The question asks me to "show that if the optimal value of the objective function of a linear programming problem is attained at several extreme points, then it is also attained at any convex combination of these extreme points."
I try to write a convex combination of all extreme points $$f=c_1x_1+…+c_nx_n.$$
However, a theorem of extreme point is that "not a convex combination of other points". This makes me confused. If a convex combination can not be an extreme point then how can I get the optimal value of the objective function?
Best Answer
Note: I changed your notations to more sensible ones.
Suppose $x^{(j)}, j \in \{1,N\}$ are such extreme points at which optimal value of the objective function $f$ is attained. Denote such optimal value $M = f(x^{(j)})$. Let $c = (c_1,\dots,c_n)^T$. Then $f(x) = \sum_{i=1}^n c_ix_i = c^T x$. Now let $x = \sum_{j = 1}^N \lambda_j x^{(j)}$ be a convex combination of $\{x^{(1)},\dots,x^{(N)}\}$ with $\lambda_j \ge 0$ and $\sum_{j=1}^N \lambda_j = 1$.
\begin{align} f(x) &= f\left( \sum_{j=1}^N \lambda_j x^{(j)} \right) \\ &= c^T \left( \sum_{j=1}^N \lambda_j x^{(j)} \right) \\ &= \sum_{j=1}^N \lambda_j c^T x^{(j)} \tag{$v \mapsto c^Tv$ is linear} \\ &= \sum_{j=1}^N \lambda_j f\left( x^{(j)} \right) \\ &= \sum_{j=1}^N \lambda_j M \\ &= M \tag{$\sum_{j=1}^N \lambda_j = 1$} \end{align} This confirms the first statement in the question body: any convex combination of "optimizers" is also an "optimizer".

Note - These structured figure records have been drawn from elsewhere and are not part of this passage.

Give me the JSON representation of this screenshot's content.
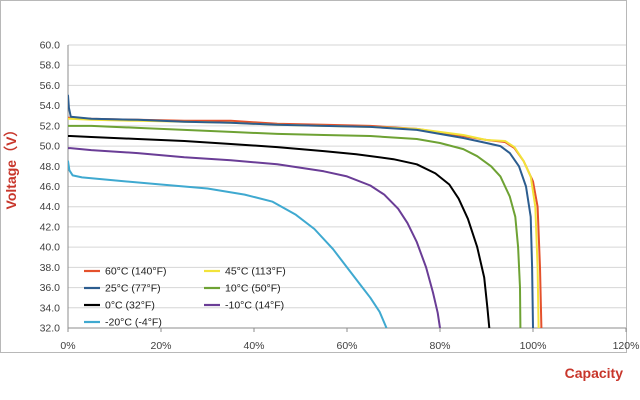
{
  "chart_data": {
    "type": "line",
    "xlabel": "Capacity",
    "ylabel": "Voltage（V）",
    "xlim": [
      0,
      120
    ],
    "ylim": [
      32,
      60
    ],
    "x_ticks": [
      "0%",
      "20%",
      "40%",
      "60%",
      "80%",
      "100%",
      "120%"
    ],
    "y_ticks": [
      "32.0",
      "34.0",
      "36.0",
      "38.0",
      "40.0",
      "42.0",
      "44.0",
      "46.0",
      "48.0",
      "50.0",
      "52.0",
      "54.0",
      "56.0",
      "58.0",
      "60.0"
    ],
    "grid": true,
    "legend_placement": "bottom-left",
    "series": [
      {
        "name": "60°C  (140°F)",
        "color": "#e4512c",
        "points": [
          [
            0,
            52.8
          ],
          [
            0.5,
            52.8
          ],
          [
            5,
            52.7
          ],
          [
            15,
            52.6
          ],
          [
            25,
            52.5
          ],
          [
            35,
            52.5
          ],
          [
            45,
            52.2
          ],
          [
            55,
            52.1
          ],
          [
            65,
            52.0
          ],
          [
            75,
            51.7
          ],
          [
            85,
            51.0
          ],
          [
            90,
            50.6
          ],
          [
            94,
            50.4
          ],
          [
            96,
            49.8
          ],
          [
            98,
            48.5
          ],
          [
            100,
            46.5
          ],
          [
            101,
            44
          ],
          [
            101.5,
            38
          ],
          [
            101.8,
            32
          ]
        ]
      },
      {
        "name": "45°C  (113°F)",
        "color": "#f2e33a",
        "points": [
          [
            0,
            52.7
          ],
          [
            0.5,
            52.7
          ],
          [
            5,
            52.6
          ],
          [
            15,
            52.5
          ],
          [
            25,
            52.4
          ],
          [
            35,
            52.3
          ],
          [
            45,
            52.1
          ],
          [
            55,
            52.0
          ],
          [
            65,
            51.9
          ],
          [
            75,
            51.7
          ],
          [
            85,
            51.1
          ],
          [
            90,
            50.6
          ],
          [
            94,
            50.5
          ],
          [
            96,
            49.9
          ],
          [
            98,
            48.5
          ],
          [
            99.5,
            47
          ],
          [
            100.5,
            44
          ],
          [
            101,
            38
          ],
          [
            101.2,
            32
          ]
        ]
      },
      {
        "name": "25°C  (77°F)",
        "color": "#2c5d8f",
        "points": [
          [
            0,
            55.0
          ],
          [
            0.2,
            53.8
          ],
          [
            0.6,
            52.9
          ],
          [
            5,
            52.7
          ],
          [
            15,
            52.6
          ],
          [
            25,
            52.4
          ],
          [
            35,
            52.3
          ],
          [
            45,
            52.1
          ],
          [
            55,
            52.0
          ],
          [
            65,
            51.9
          ],
          [
            75,
            51.6
          ],
          [
            85,
            50.8
          ],
          [
            90,
            50.3
          ],
          [
            93,
            50.0
          ],
          [
            95,
            49.3
          ],
          [
            97,
            48.0
          ],
          [
            98.5,
            46
          ],
          [
            99.5,
            43
          ],
          [
            99.8,
            38
          ],
          [
            100,
            32
          ]
        ]
      },
      {
        "name": "10°C  (50°F)",
        "color": "#6ea234",
        "points": [
          [
            0,
            52.0
          ],
          [
            0.5,
            52.0
          ],
          [
            5,
            52.0
          ],
          [
            15,
            51.8
          ],
          [
            25,
            51.6
          ],
          [
            35,
            51.4
          ],
          [
            45,
            51.2
          ],
          [
            55,
            51.1
          ],
          [
            65,
            51.0
          ],
          [
            75,
            50.7
          ],
          [
            80,
            50.3
          ],
          [
            85,
            49.7
          ],
          [
            88,
            49.0
          ],
          [
            91,
            48.0
          ],
          [
            93,
            47.0
          ],
          [
            95,
            45.0
          ],
          [
            96.2,
            43
          ],
          [
            96.8,
            40
          ],
          [
            97.2,
            36
          ],
          [
            97.3,
            32
          ]
        ]
      },
      {
        "name": "0°C  (32°F)",
        "color": "#000000",
        "points": [
          [
            0,
            51.0
          ],
          [
            0.5,
            51.0
          ],
          [
            5,
            50.9
          ],
          [
            15,
            50.7
          ],
          [
            25,
            50.5
          ],
          [
            35,
            50.2
          ],
          [
            45,
            49.9
          ],
          [
            55,
            49.5
          ],
          [
            62,
            49.2
          ],
          [
            70,
            48.7
          ],
          [
            75,
            48.2
          ],
          [
            79,
            47.3
          ],
          [
            82,
            46.2
          ],
          [
            84,
            44.8
          ],
          [
            86,
            42.8
          ],
          [
            88,
            40.0
          ],
          [
            89.5,
            37
          ],
          [
            90.2,
            34
          ],
          [
            90.6,
            32
          ]
        ]
      },
      {
        "name": "-10°C  (14°F)",
        "color": "#6a3d96",
        "points": [
          [
            0,
            49.8
          ],
          [
            0.5,
            49.8
          ],
          [
            5,
            49.6
          ],
          [
            15,
            49.3
          ],
          [
            25,
            48.9
          ],
          [
            35,
            48.6
          ],
          [
            45,
            48.2
          ],
          [
            55,
            47.5
          ],
          [
            60,
            47.0
          ],
          [
            65,
            46.1
          ],
          [
            68,
            45.2
          ],
          [
            71,
            43.8
          ],
          [
            73,
            42.4
          ],
          [
            75,
            40.5
          ],
          [
            77,
            38.0
          ],
          [
            78.5,
            35.5
          ],
          [
            79.5,
            33.5
          ],
          [
            80,
            32
          ]
        ]
      },
      {
        "name": "-20°C  (-4°F)",
        "color": "#3fa9d0",
        "points": [
          [
            0,
            48.5
          ],
          [
            0.3,
            47.6
          ],
          [
            1,
            47.1
          ],
          [
            3,
            46.9
          ],
          [
            10,
            46.6
          ],
          [
            20,
            46.2
          ],
          [
            30,
            45.8
          ],
          [
            38,
            45.2
          ],
          [
            44,
            44.5
          ],
          [
            49,
            43.2
          ],
          [
            53,
            41.8
          ],
          [
            57,
            39.8
          ],
          [
            60,
            38.0
          ],
          [
            63,
            36.2
          ],
          [
            65,
            35.0
          ],
          [
            67,
            33.6
          ],
          [
            68.5,
            32
          ]
        ]
      }
    ]
  }
}
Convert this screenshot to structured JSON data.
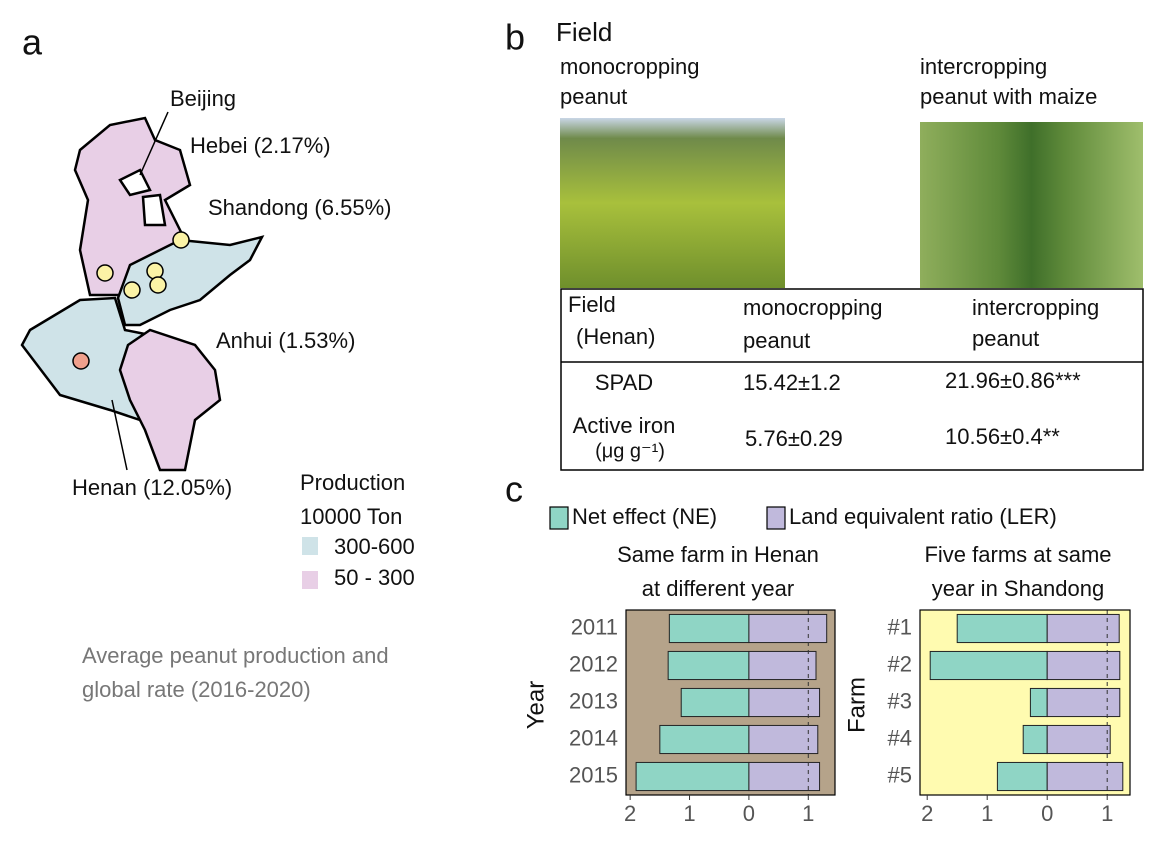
{
  "panel_a": {
    "label": "a",
    "map_labels": [
      "Beijing",
      "Hebei (2.17%)",
      "Shandong (6.55%)",
      "Anhui (1.53%)",
      "Henan (12.05%)"
    ],
    "legend": {
      "title": [
        "Production",
        "10000 Ton"
      ],
      "items": [
        {
          "label": "300-600",
          "color": "#cfe3e8"
        },
        {
          "label": "50 - 300",
          "color": "#e8cfe6"
        }
      ]
    },
    "caption": [
      "Average peanut production and",
      "global rate (2016-2020)"
    ]
  },
  "panel_b": {
    "label": "b",
    "title": "Field",
    "photos": [
      [
        "monocropping",
        "peanut"
      ],
      [
        "intercropping",
        "peanut with maize"
      ]
    ],
    "table": {
      "header": [
        [
          "Field",
          "(Henan)"
        ],
        [
          "monocropping",
          "peanut"
        ],
        [
          "intercropping",
          "peanut"
        ]
      ],
      "rows": [
        [
          [
            "SPAD"
          ],
          "15.42±1.2",
          "21.96±0.86***"
        ],
        [
          [
            "Active iron",
            "(μg g⁻¹)"
          ],
          "5.76±0.29",
          "10.56±0.4**"
        ]
      ]
    }
  },
  "panel_c": {
    "label": "c"
  },
  "chart_data": [
    {
      "type": "bar",
      "orientation": "horizontal",
      "title": [
        "Same farm in Henan",
        "at different year"
      ],
      "ylabel": "Year",
      "categories": [
        "2011",
        "2012",
        "2013",
        "2014",
        "2015"
      ],
      "series": [
        {
          "name": "Net effect (NE)",
          "color": "#8fd5c5",
          "values": [
            -1.34,
            -1.36,
            -1.14,
            -1.5,
            -1.9
          ]
        },
        {
          "name": "Land equivalent ratio (LER)",
          "color": "#c0b9dc",
          "values": [
            1.31,
            1.13,
            1.19,
            1.16,
            1.19
          ]
        }
      ],
      "xlim": [
        -2.07,
        1.45
      ],
      "xticks": [
        {
          "value": -2,
          "label": "2"
        },
        {
          "value": -1,
          "label": "1"
        },
        0,
        1
      ],
      "reference_line": 1,
      "background": "#b5a38a"
    },
    {
      "type": "bar",
      "orientation": "horizontal",
      "title": [
        "Five farms at same",
        "year in Shandong"
      ],
      "ylabel": "Farm",
      "categories": [
        "#1",
        "#2",
        "#3",
        "#4",
        "#5"
      ],
      "series": [
        {
          "name": "Net effect (NE)",
          "color": "#8fd5c5",
          "values": [
            -1.5,
            -1.95,
            -0.28,
            -0.4,
            -0.83
          ]
        },
        {
          "name": "Land equivalent ratio (LER)",
          "color": "#c0b9dc",
          "values": [
            1.2,
            1.21,
            1.21,
            1.05,
            1.26
          ]
        }
      ],
      "xlim": [
        -2.12,
        1.38
      ],
      "xticks": [
        {
          "value": -2,
          "label": "2"
        },
        {
          "value": -1,
          "label": "1"
        },
        0,
        1
      ],
      "reference_line": 1,
      "background": "#fffbb0"
    }
  ]
}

Next, to address OP's doubt.
Optimal points and extreme points are two concepts. The former can be either finitely are infinitely many, but the later is finitely many (as long as the dimension of the feasible region is finite). From the Fundamental Theorem of Linear Programming, an LPP has optimal feasible solution if and only if it has optimal solution at the extreme points in the feasible region. Since we only have finitely many such extreme points, we can use an algorithm (notably the simplex algorithm) to find the optimal value of the objective function.